지금까지 로봇에게 어떤 작업을 가르칠 때에는 각각의 cost function이 필요했고 이 함수를 고안하는 것은 복잡한 과정이었습니다.
그러나 사람은 타인이 하는 작업을 보고 손쉽게 어떻게 그 물건을 다루어야 할 지를 배웁니다. 이를 로봇에게도 적용시키기 위한 과정에 대한 논문입니다. 






Machine learning can allow robots to acquire complex skills, such as grasping and opening doors. However, learning these skills requires us to manually program reward functions that the robots then attempt to optimize. In contrast, people can understand the goal of a task just from watching someone else do it, or simply by being told what the goal is. We can do this because we draw on our own prior knowledge about the world: when we see someone cut an apple, we understand that the goal is to produce two slices, regardless of what type of apple it is, or what kind of tool is used to cut it. Similarly, if we are told to pick up the apple, we understand which object we are to grab because we can ground the word “apple” in the environment: we know what it means. 

These are semantic concepts: salient events like producing two slices, and object categories denoted by words such as “apple.” Can we teach robots to understand semantic concepts, to get them to follow simple commands specified through categorical labels or user-provided examples? In this post, we discuss some of our recent work on robotic learning that combines experience that is autonomously gathered by the robot, which is plentiful but lacks human-provided labels, with human-labeled data that allows a robot to understand semantics. We will describe how robots can use their experience to understand the salient events in a human-provided demonstration, mimic human movements despite the differences between human robot bodies, and understand semantic categories, like “toy” and “pen”, to pick up objects based on user commands.

Understanding human demonstrations with deep visual features
In the first set of experiments, which appear in our paper Unsupervised Perceptual Rewards for Imitation Learning, our is aim is to enable a robot to understand a task, such as opening a door, from seeing only a small number of unlabeled human demonstrations. By analyzing these demonstrations, the robot must understand what is the semantically salient event that constitutes task success, and then use reinforcement learning to perform it.
Examples of human demonstrations (left) and the corresponding robotic imitation (right).
Unsupervised learning on very small datasets is one of the most challenging scenarios in machine learning. To make this feasible, we use deep visual features from a large network trained for image recognition on ImageNet. Such features are known to be sensitive to semantic concepts, while maintaining invariance to nuisance variables such as appearance and lighting. We use these features to interpret user-provided demonstrations, and show that it is indeed possible to learn reward functions in an unsupervised fashion from a few demonstrations and without retraining.
Example of reward functions learned solely from observation for the door opening tasks.

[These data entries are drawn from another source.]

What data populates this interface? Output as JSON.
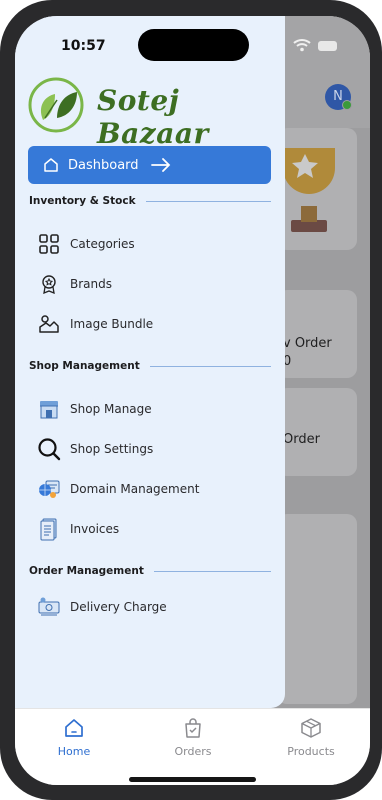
{
  "status_bar": {
    "time": "10:57"
  },
  "brand": {
    "name": "Sotej Bazaar"
  },
  "drawer": {
    "dashboard_label": "Dashboard",
    "sections": [
      {
        "title": "Inventory & Stock",
        "items": [
          "Categories",
          "Brands",
          "Image Bundle"
        ]
      },
      {
        "title": "Shop Management",
        "items": [
          "Shop Manage",
          "Shop Settings",
          "Domain Management",
          "Invoices"
        ]
      },
      {
        "title": "Order Management",
        "items": [
          "Delivery Charge"
        ]
      }
    ]
  },
  "background": {
    "avatar_initial": "N",
    "card_text_1": "v Order",
    "card_text_2": "0",
    "card_text_3": "Order"
  },
  "tabbar": {
    "tabs": [
      {
        "label": "Home",
        "active": true
      },
      {
        "label": "Orders",
        "active": false
      },
      {
        "label": "Products",
        "active": false
      }
    ]
  },
  "colors": {
    "accent": "#3679d8",
    "brand_green": "#3d6e22",
    "drawer_bg": "#e8f1fc"
  }
}
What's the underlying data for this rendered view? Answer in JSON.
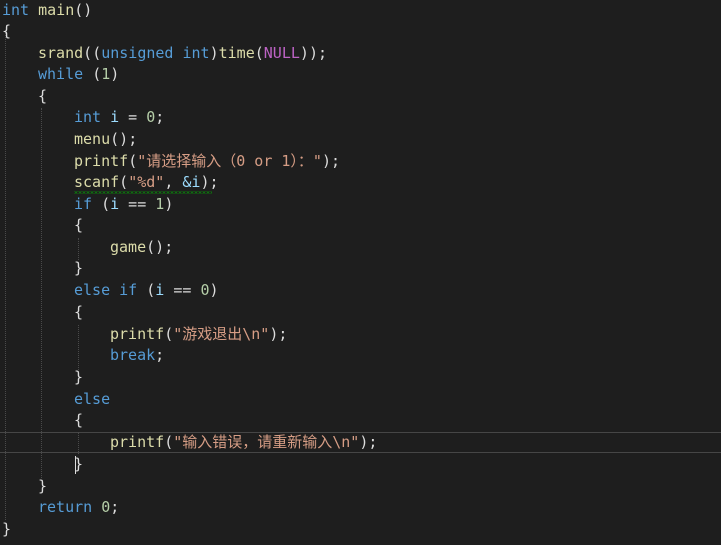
{
  "tokens": {
    "int": "int",
    "main": "main",
    "lparen": "(",
    "rparen": ")",
    "open_brace": "{",
    "close_brace": "}",
    "srand": "srand",
    "unsigned": "unsigned",
    "time": "time",
    "null": "NULL",
    "semicolon": ";",
    "while": "while",
    "one": "1",
    "zero": "0",
    "i": "i",
    "eq": " = ",
    "menu": "menu",
    "printf": "printf",
    "scanf": "scanf",
    "prompt_str": "\"请选择输入（0 or 1）：\"",
    "fmt_str": "\"%d\"",
    "comma_sp": ", ",
    "amp_i": "&i",
    "if": "if",
    "eqeq": " == ",
    "game": "game",
    "else": "else",
    "exit_str": "\"游戏退出\\n\"",
    "break": "break",
    "error_str": "\"输入错误，请重新输入\\n\"",
    "return": "return"
  }
}
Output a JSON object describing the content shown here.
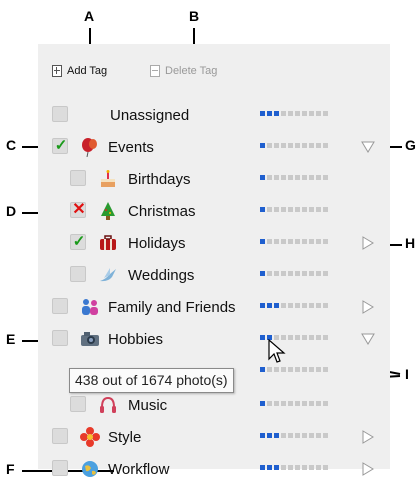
{
  "toolbar": {
    "add_label": "Add Tag",
    "delete_label": "Delete Tag"
  },
  "tags": [
    {
      "label": "Unassigned",
      "check": "none",
      "icon": "none",
      "meter": 3
    },
    {
      "label": "Events",
      "check": "checked",
      "icon": "balloon-icon",
      "meter": 1,
      "triangle": "down"
    },
    {
      "label": "Birthdays",
      "check": "none",
      "icon": "cake-icon",
      "meter": 1
    },
    {
      "label": "Christmas",
      "check": "excluded",
      "icon": "christmas-tree-icon",
      "meter": 1
    },
    {
      "label": "Holidays",
      "check": "checked",
      "icon": "suitcase-icon",
      "meter": 1,
      "triangle": "right"
    },
    {
      "label": "Weddings",
      "check": "none",
      "icon": "dove-icon",
      "meter": 1
    },
    {
      "label": "Family and Friends",
      "check": "none",
      "icon": "people-icon",
      "meter": 3,
      "triangle": "right"
    },
    {
      "label": "Hobbies",
      "check": "none",
      "icon": "camera-icon",
      "meter": 2,
      "triangle": "down"
    },
    {
      "label": "Music",
      "check": "none",
      "icon": "headphones-icon",
      "meter": 1
    },
    {
      "label": "Style",
      "check": "none",
      "icon": "flower-icon",
      "meter": 3,
      "triangle": "right"
    },
    {
      "label": "Workflow",
      "check": "none",
      "icon": "globe-icon",
      "meter": 3,
      "triangle": "right"
    }
  ],
  "meter_total": 10,
  "tooltip": "438 out of 1674 photo(s)",
  "callouts": [
    "A",
    "B",
    "C",
    "D",
    "E",
    "F",
    "G",
    "H",
    "I"
  ],
  "colors": {
    "meter_on": "#1f5fcf",
    "meter_off": "#c9c9c9",
    "check": "#1a9a1a",
    "exclude": "#e01010"
  }
}
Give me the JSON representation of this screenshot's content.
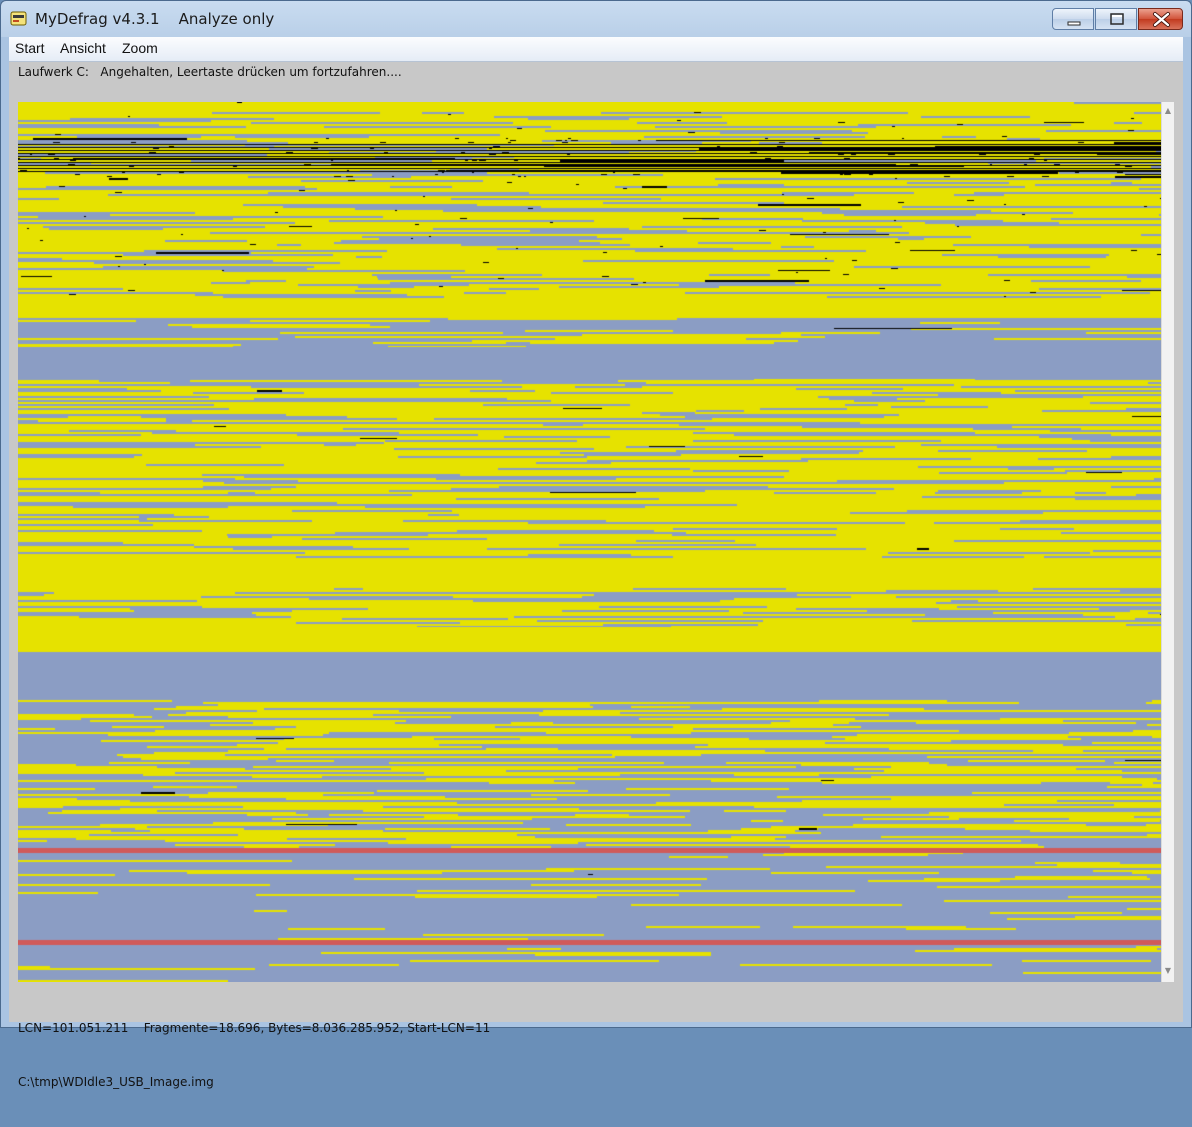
{
  "window": {
    "title": "MyDefrag v4.3.1    Analyze only",
    "icon": "mydefrag-app-icon",
    "buttons": {
      "minimize": "minimize-icon",
      "maximize": "maximize-icon",
      "close": "close-icon"
    }
  },
  "menu": {
    "items": [
      "Start",
      "Ansicht",
      "Zoom"
    ]
  },
  "status": {
    "top": "Laufwerk C:   Angehalten, Leertaste drücken um fortzufahren....",
    "bottom_line1": "LCN=101.051.211    Fragmente=18.696, Bytes=8.036.285.952, Start-LCN=11",
    "bottom_line2": "C:\\tmp\\WDIdle3_USB_Image.img"
  },
  "diskmap": {
    "colors": {
      "free": "#8b9dc4",
      "used": "#e6e200",
      "fragmented": "#000000",
      "highlight": "#d05a5a"
    }
  }
}
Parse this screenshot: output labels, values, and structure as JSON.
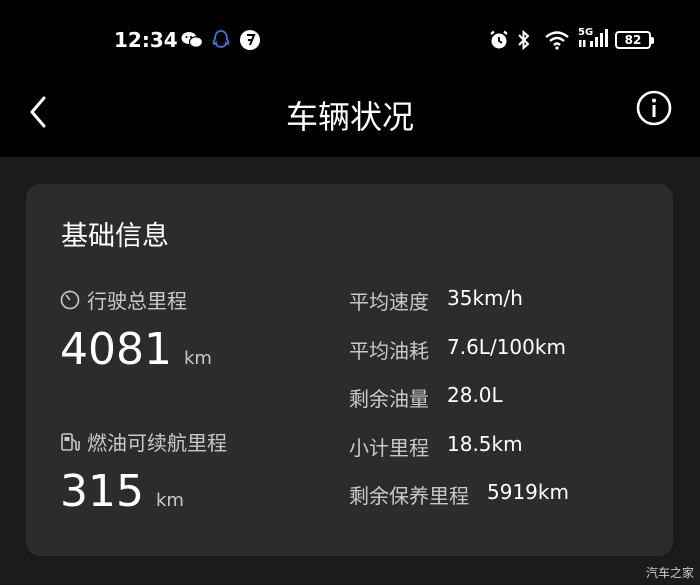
{
  "status": {
    "time": "12:34",
    "network": "5G",
    "battery": "82",
    "left_icons": [
      "wechat-icon",
      "qq-icon",
      "app-icon"
    ],
    "right_icons": [
      "alarm-icon",
      "bluetooth-icon",
      "wifi-icon",
      "signal-icon"
    ]
  },
  "appbar": {
    "title": "车辆状况"
  },
  "card": {
    "title": "基础信息",
    "odometer": {
      "label": "行驶总里程",
      "value": "4081",
      "unit": "km"
    },
    "range": {
      "label": "燃油可续航里程",
      "value": "315",
      "unit": "km"
    },
    "stats": [
      {
        "label": "平均速度",
        "value": "35km/h"
      },
      {
        "label": "平均油耗",
        "value": "7.6L/100km"
      },
      {
        "label": "剩余油量",
        "value": "28.0L"
      },
      {
        "label": "小计里程",
        "value": "18.5km"
      },
      {
        "label": "剩余保养里程",
        "value": "5919km"
      }
    ]
  },
  "watermark": "汽车之家"
}
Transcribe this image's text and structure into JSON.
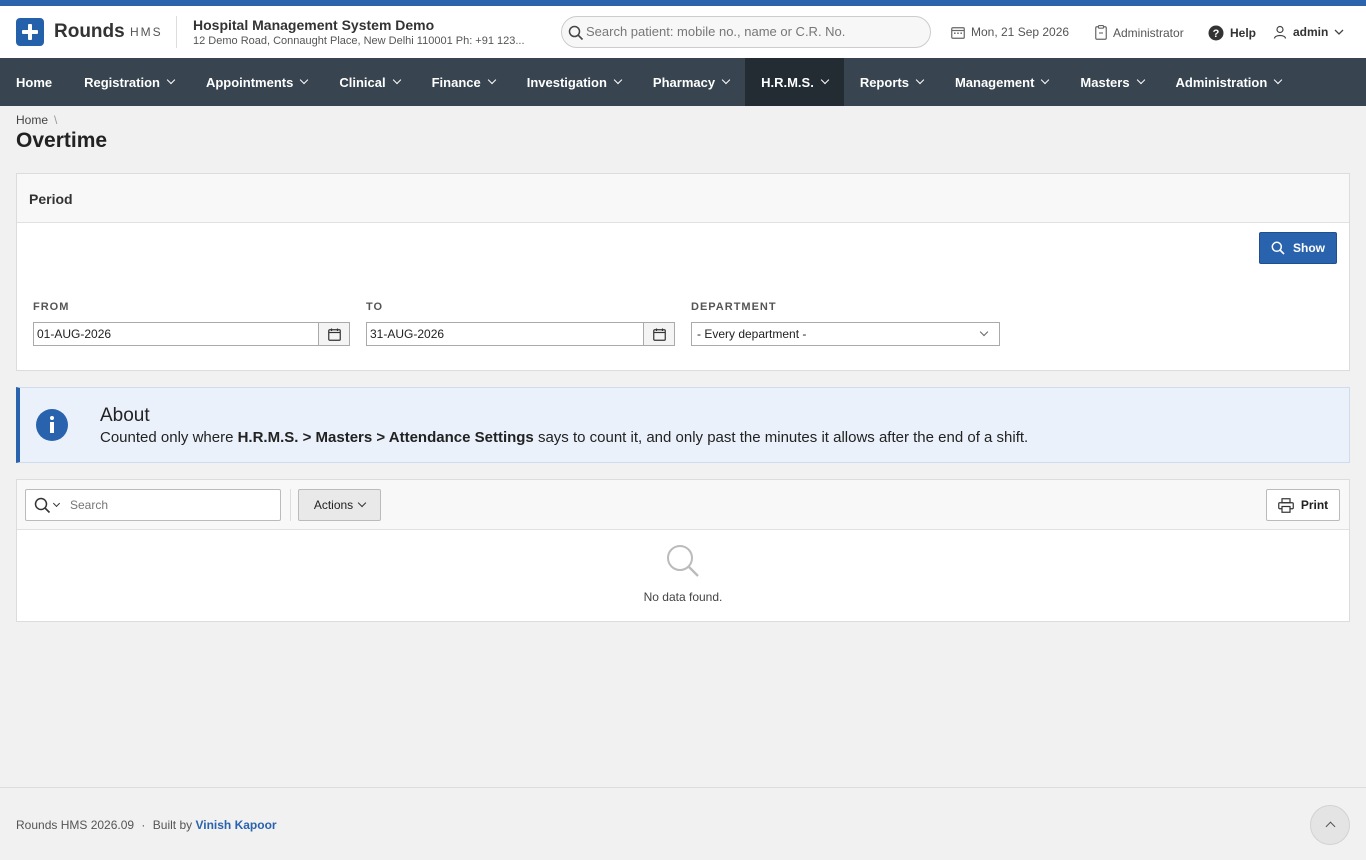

Rewards progressively increase from zero to the maximum reward as a task is completed.
After learning a reward function from observation only, we use it to guide a robot to learn a door opening task, using only the images to evaluate the reward function. With the help of an initial kinesthetic demonstration that succeeds about 10% of the time, the robot learns to improve to 100% accuracy using the learned reward function.
Learning progression.
Emulating human movements with self-supervision and imitation.
In Time-Contrastive Networks: Self-Supervised Learning from Multi-View Observation, we propose a novel approach to learn about the world from observation and demonstrate it through self-supervised pose imitation. Our approach relies primarily on co-occurrence in time and space for supervision: by training to distinguish frames from different times of a video, it learns to disentangle and organize reality into useful abstract representations. 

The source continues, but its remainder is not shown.